This year, still set to be the 10th-warmest on record, was tempered by La Nina, a phenomenon whereby equatorial winds off South America blow westward across the Pacific, making colder water deep in the ocean well up. A cooler surface on the world’s largest ocean lowers the temperatures of surrounding continents.

Goddard Institute

In a separate report, the Goddard Institute for Space Studies said today that the year from Dec. 1, 2007, to Nov. 30 was the coolest since 2000, partly due to La Nina.

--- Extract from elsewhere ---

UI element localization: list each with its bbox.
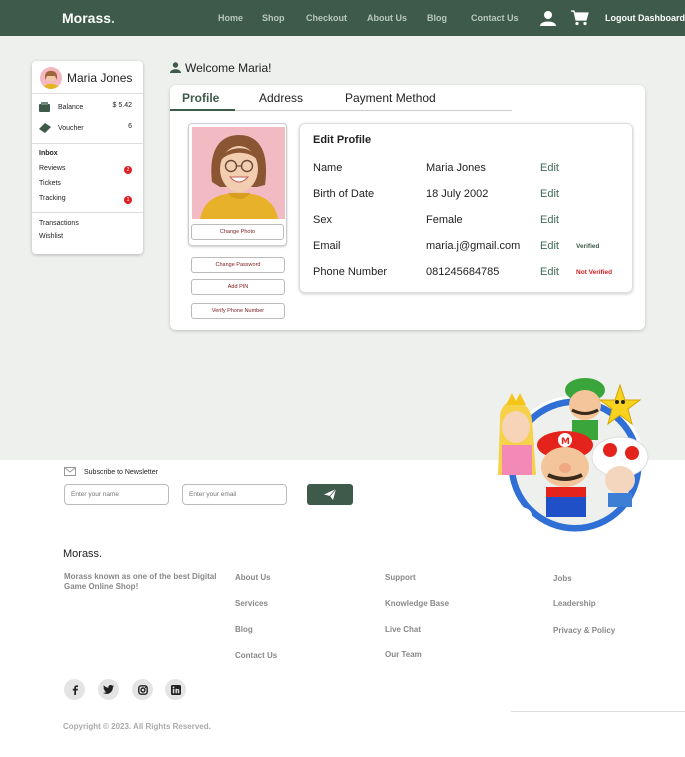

It was also the ninth-warmest year since 1880, with all nine occurring from 1998 to 2008, said the institute, part of the U.S. National Aeronautics and Space Administration.

“We understand why the temperatures were depressed this year, and that’s because of the La Nina effect in the Pacific,” Stott said. “Because the Pacific is such a big ocean that means that globally the temperature gets depressed by a bit.”

Rising global temperatures since the 1850s are blamed by scientists largely on emissions of greenhouse gases from vehicles, power plants, factories and deforestation.

Delegates from 189 nations met this month for two weeks of debate in Poznan, Poland, midway through two years of negotiations to craft a treaty to fight global warming by limiting manmade greenhouse-gas emissions.

The Met Office figures are compiled from thousands of measurements throughout the year at sea and on every continent, Stott said. The average is unlikely to change dramatically in December, Stott said.

Though 1998 was the hottest year on record, the average temperature for the 2000s is about 0.2 degree higher than the 1990s, Stott said. The past 12 years have been among the 14 warmest on record, according to Met Office figures.

“There’s a whole wealth of evidence right now that shows global warming is largely caused by humans,” Stott said. One cooler year “is not a sign that global warming has slowed.”